Diese injizierten Substanzen verändern die Auseinandersetzung zwischen Tumorzellen und Immunzellen direkt im Tumor. Kleine Mengen an Chemotherapeutika wie Docetaxel können dabei bestimmte Immunzellen töten, die einen hemmenden Effekt auf die Immunreaktion haben. Checkpoint Inhibitoren können die Immunreaktion verstärken.
Zusammenfassung
Die Behandlung von Tumoren mit Ablationsverfahren wie der IRE in Kombination mit Immuntherapie hat das Potential, Krebserkrankungen wirksamer als bisher zu behandeln, mit deutlich geringeren Nebenwirkungen. Die Vermeidung von Metastasen ist dabei das primäre Ziel, denn 90% aller Krebspatienten sterben an Metastasen und nicht durch den Primärtumor.

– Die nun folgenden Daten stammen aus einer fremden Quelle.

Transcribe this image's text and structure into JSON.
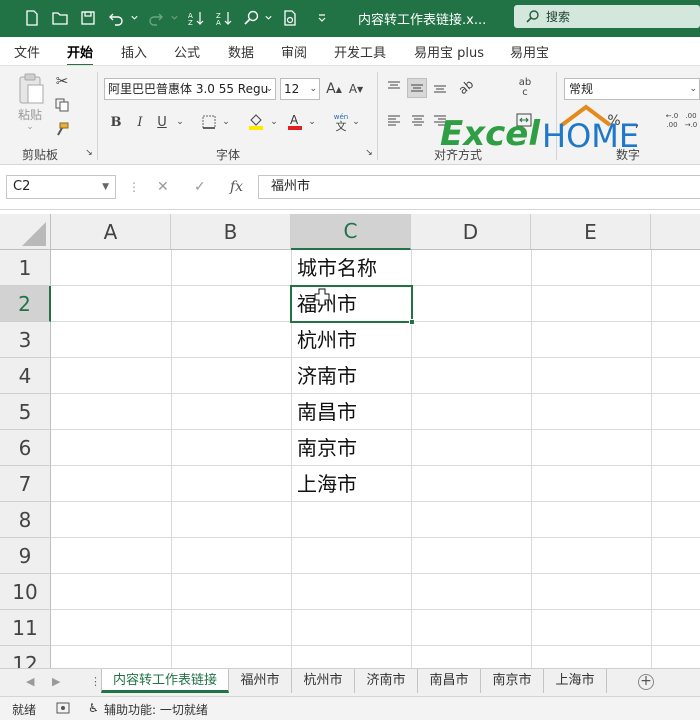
{
  "window": {
    "title": "内容转工作表链接.x...",
    "search_placeholder": "搜索"
  },
  "ribbon_tabs": [
    "文件",
    "开始",
    "插入",
    "公式",
    "数据",
    "审阅",
    "开发工具",
    "易用宝 plus",
    "易用宝"
  ],
  "active_ribbon_tab": "开始",
  "ribbon": {
    "paste_label": "粘贴",
    "clipboard_label": "剪贴板",
    "font_name": "阿里巴巴普惠体 3.0 55 Regu",
    "font_size": "12",
    "font_group_label": "字体",
    "align_group_label": "对齐方式",
    "number_format": "常规",
    "number_group_label": "数字",
    "wen_label": "wén",
    "wen_char": "文",
    "ab_label": "ab",
    "c_label": "c"
  },
  "logo": {
    "text_left": "Excel",
    "text_right": "HOME"
  },
  "formula_bar": {
    "name_box": "C2",
    "formula": "福州市"
  },
  "columns": [
    "A",
    "B",
    "C",
    "D",
    "E"
  ],
  "rows": [
    "1",
    "2",
    "3",
    "4",
    "5",
    "6",
    "7",
    "8",
    "9",
    "10",
    "11",
    "12"
  ],
  "selected": {
    "column": "C",
    "row": "2"
  },
  "cells": {
    "C1": "城市名称",
    "C2": "福州市",
    "C3": "杭州市",
    "C4": "济南市",
    "C5": "南昌市",
    "C6": "南京市",
    "C7": "上海市"
  },
  "sheet_tabs": [
    "内容转工作表链接",
    "福州市",
    "杭州市",
    "济南市",
    "南昌市",
    "南京市",
    "上海市"
  ],
  "active_sheet": "内容转工作表链接",
  "status": {
    "ready": "就绪",
    "accessibility": "辅助功能: 一切就绪"
  },
  "colors": {
    "accent": "#217346"
  }
}
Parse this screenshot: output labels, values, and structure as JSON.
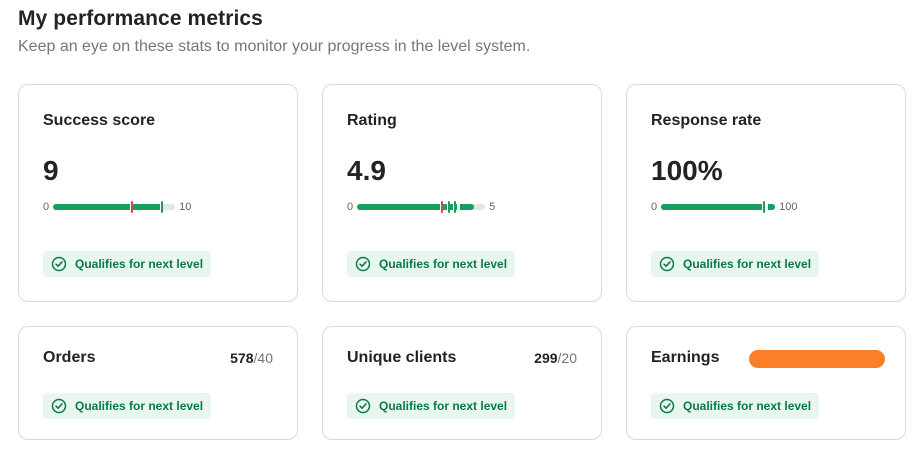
{
  "header": {
    "title": "My performance metrics",
    "subtitle": "Keep an eye on these stats to monitor your progress in the level system."
  },
  "metrics": [
    {
      "label": "Success score",
      "value": "9",
      "min": "0",
      "max": "10",
      "progress": 0.9,
      "badge": "Qualifies for next level"
    },
    {
      "label": "Rating",
      "value": "4.9",
      "min": "0",
      "max": "5",
      "progress": 0.98,
      "badge": "Qualifies for next level"
    },
    {
      "label": "Response rate",
      "value": "100%",
      "min": "0",
      "max": "100",
      "progress": 1.0,
      "badge": "Qualifies for next level"
    }
  ],
  "counters": [
    {
      "label": "Orders",
      "count": "578",
      "target": "/40",
      "badge": "Qualifies for next level"
    },
    {
      "label": "Unique clients",
      "count": "299",
      "target": "/20",
      "badge": "Qualifies for next level"
    },
    {
      "label": "Earnings",
      "redacted": true,
      "badge": "Qualifies for next level"
    }
  ],
  "colors": {
    "accent_green": "#16a060",
    "badge_bg": "#e7f7ee",
    "badge_text": "#0b7a49",
    "marker_red": "#d0484e",
    "redaction": "#fb7f26"
  },
  "icons": {
    "badge_icon": "check-circle-icon"
  }
}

Im Gegensatz zur chirurgischen Entfernung von Tumoren erweist sich die Tumorablation mit Elektroporationsverfahren als weniger nebenwirkungsreich, was insbesondere im Bereich der Prostata eine große Rolle spielt: Impotenz und Inkontinenz können fast durchgehend vermieden werden. Gleichzeitig erweisen sich diese Verfahren durch die begleitenden abskopalen Effekte auch zunehmend wirksamer als chirurgische Verfahren.
Wie problematisch Metastasen sind, zeigt zurzeit das Schicksal des berühmten deutschen Musikers Ralph Siegel. Immuntherapie kann auch in solch fortgeschrittenen Stadien von Prostatakrebs dem Tumor Paroli bieten.